Download or read book The Principles of Psychology written by Herbert Spencer and published by . This book was released on 1894 with total page 684 pages. Available in PDF, EPUB and Kindle. Book excerpt:
Download or read book Was Hitler a Darwinian written by Robert J. Richards and published by University of Chicago Press. This book was released on 2013-11-06 with total page 278 pages. Available in PDF, EPUB and Kindle. Book excerpt: In tracing the history of Darwin’s accomplishment and the trajectory of evolutionary theory during the late nineteenth and early twentieth centuries, most scholars agree that Darwin introduced blind mechanism into biology, thus banishing moral values from the understanding of nature. According to the standard interpretation, the principle of survival of the fittest has rendered human behavior, including moral behavior, ultimately selfish. Few doubt that Darwinian theory, especially as construed by the master’s German disciple, Ernst Haeckel, inspired Hitler and led to Nazi atrocities. In this collection of essays, Robert J. Richards argues that this orthodox view is wrongheaded.
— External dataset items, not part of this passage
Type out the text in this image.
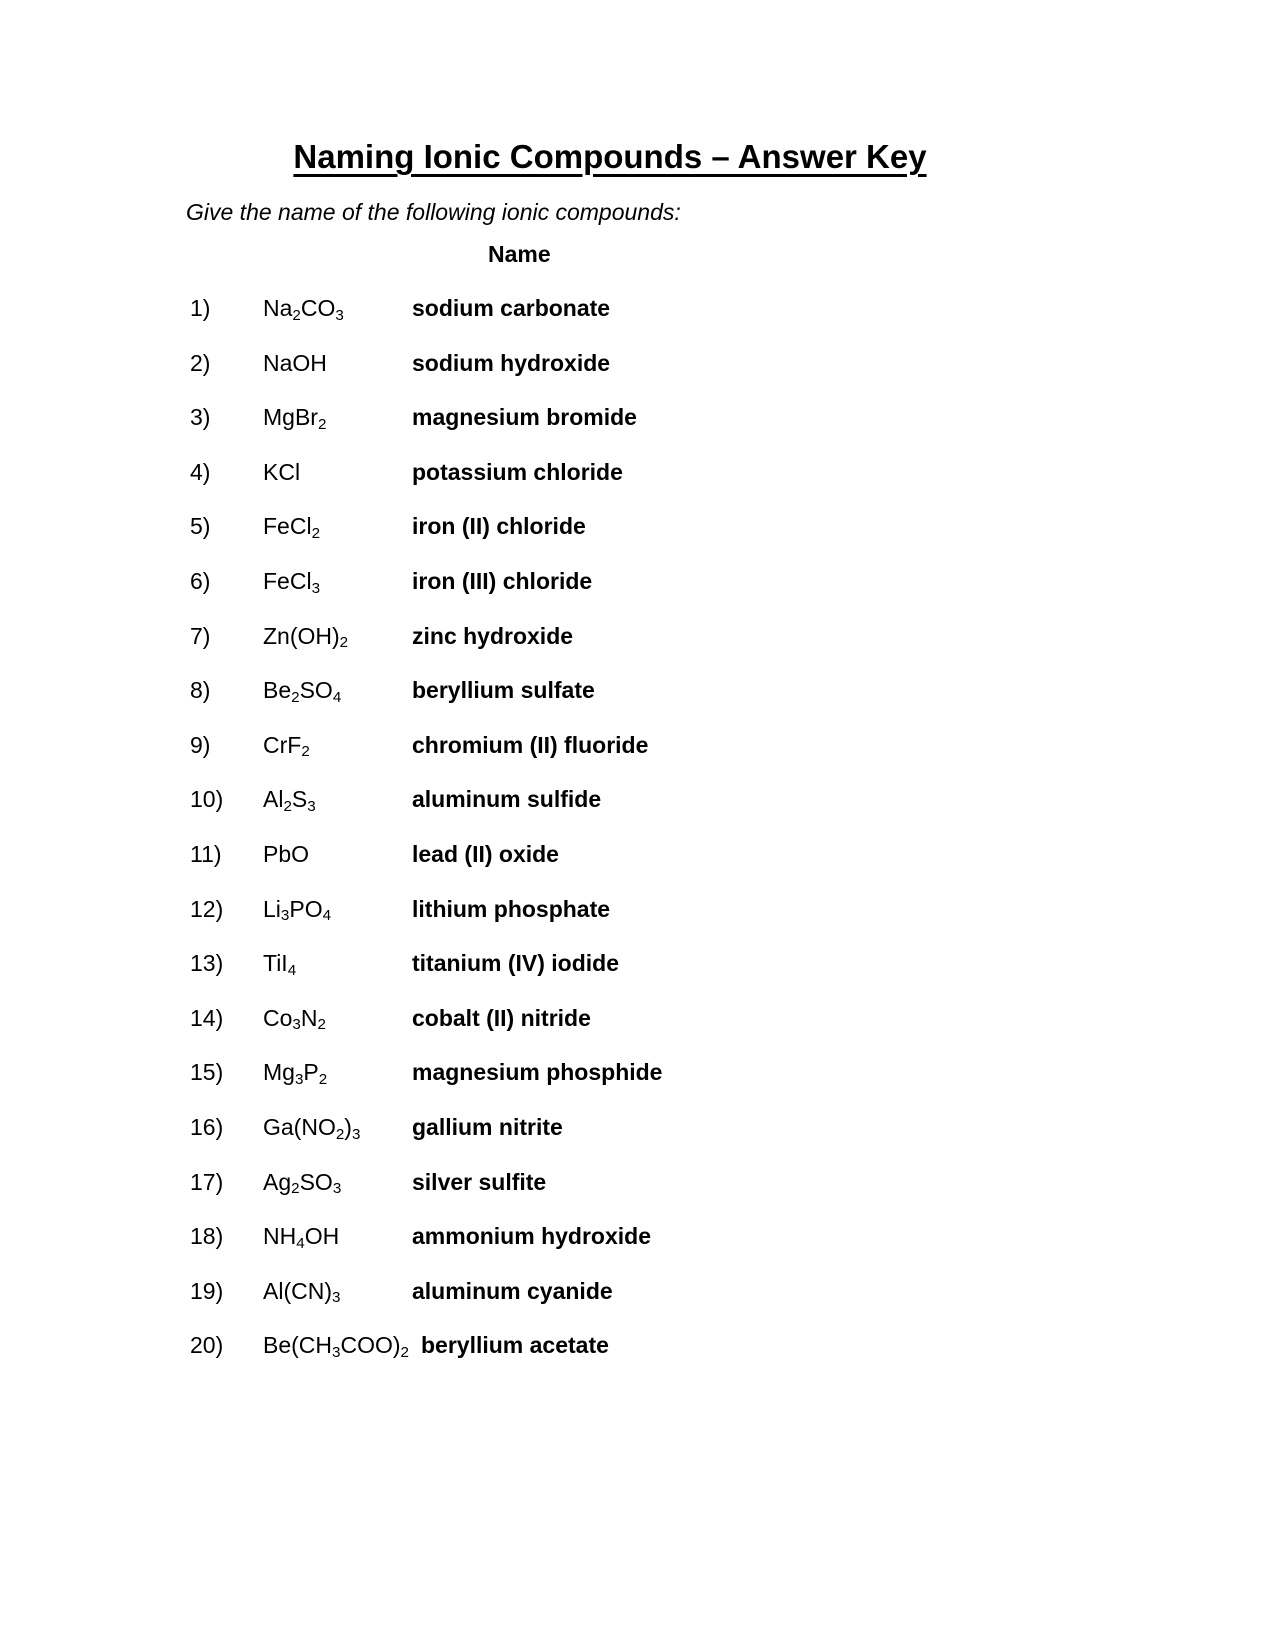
Naming Ionic Compounds – Answer Key
Give the name of the following ionic compounds:
Name
1)	$Na_2CO_3$	sodium carbonate
2)	NaOH	sodium hydroxide
3)	MgBr$_2$	magnesium bromide
4)	KCl	potassium chloride
5)	FeCl$_2$	iron (II) chloride
6)	FeCl$_3$	iron (III) chloride
7)	$Zn(OH)_2$	zinc hydroxide
8)	$Be_2SO_4$	beryllium sulfate
9)	CrF$_2$	chromium (II) fluoride
10)	$Al_2S_3$	aluminum sulfide
11)	PbO	lead (II) oxide
12)	$Li_3PO_4$	lithium phosphate
13)	TiI$_4$	titanium (IV) iodide
14)	$Co_3N_2$	cobalt (II) nitride
15)	$Mg_3P_2$	magnesium phosphide
16)	$Ga(NO_2)_3$	gallium nitrite
17)	$Ag_2SO_3$	silver sulfite
18)	$NH_4OH$	ammonium hydroxide
19)	$Al(CN)_3$	aluminum cyanide
20)	$Be(CH_3COO)_2$ beryllium acetate
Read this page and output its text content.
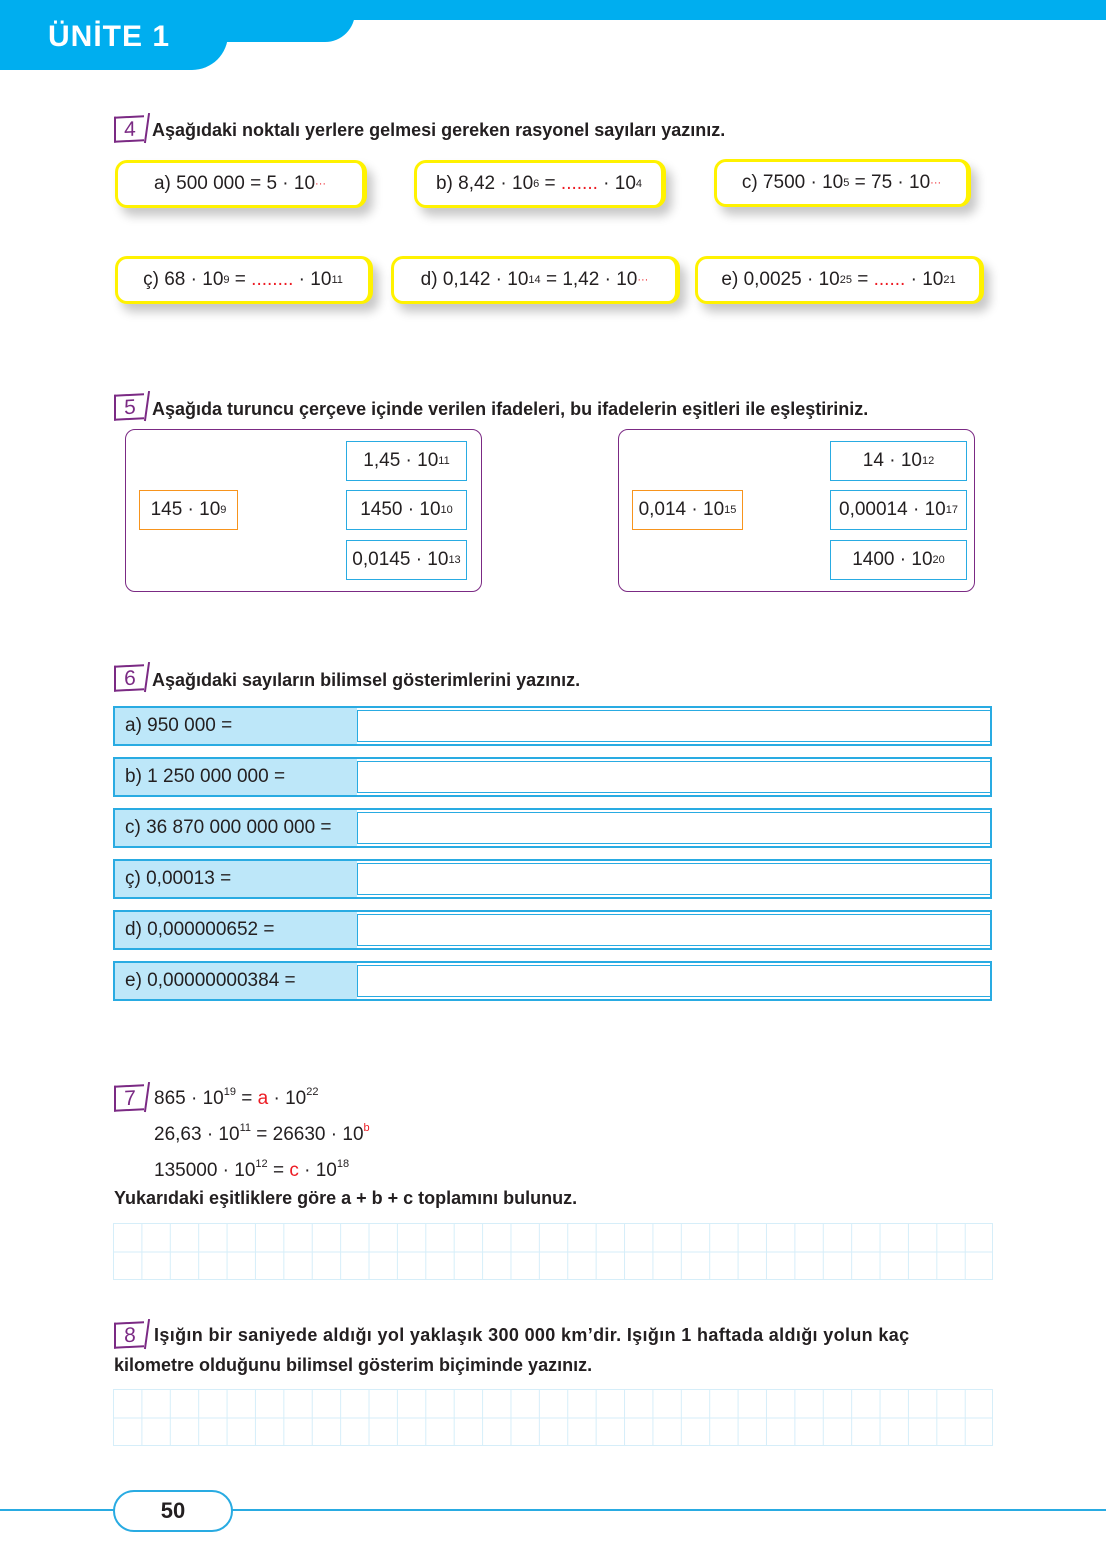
ÜNİTE 1
4 Aşağıdaki noktalı yerlere gelmesi gereken rasyonel sayıları yazınız.
a) 500 000 = 5 · 10 ···	b) 8,42 · 10 6 = ....... · 10 4	c) 7500 · 10 5 = 75 · 10 ···
ç) 68 · 10 9 = ........ · 10 11	d) 0,142 · 10 14 = 1,42 · 10 ···	e) 0,0025 · 10 25 = ...... · 10 21
5 Aşağıda turuncu çerçeve içinde verilen ifadeleri, bu ifadelerin eşitleri ile eşleştiriniz.
145 · 10 9
1,45 · 10 11
1450 · 10 10
0,0145 · 10 13
0,014 · 10 15
14 · 10 12
0,00014 · 10 17
1400 · 10 20
6 Aşağıdaki sayıların bilimsel gösterimlerini yazınız.
a) 950 000 =
b) 1 250 000 000 =
c) 36 870 000 000 000 =
ç) 0,00013 =
d) 0,000000652 =
e) 0,00000000384 =
7 $865 \cdot 10^{19} = a \cdot 10^{22}$
$26,63 \cdot 10^{11} = 26630 \cdot 10^b$
$135000 \cdot 10^{12} = c \cdot 10^{18}$
Yukarıdaki eşitliklere göre a + b + c toplamını bulunuz.
8	Işığın bir saniyede aldığı yol yaklaşık 300 000 km’dir. Işığın 1 haftada aldığı yolun kaç
kilometre olduğunu bilimsel gösterim biçiminde yazınız.
50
A close historical examination reveals that Darwin, in more traditional fashion, constructed nature with a moral spine and provided it with a goal: man as a moral creature. The book takes up many other topics—including the character of Darwin’s chief principles of natural selection and divergence, his dispute with Alfred Russel Wallace over man’s big brain, the role of language in human development, his relationship to Herbert Spencer, how much his views had in common with Haeckel’s, and the general problem of progress in evolution. Moreover, Richards takes a forceful stand on the timely issue of whether Darwin is to blame for Hitler’s atrocities. Was Hitler a Darwinian? is intellectual history at its boldest.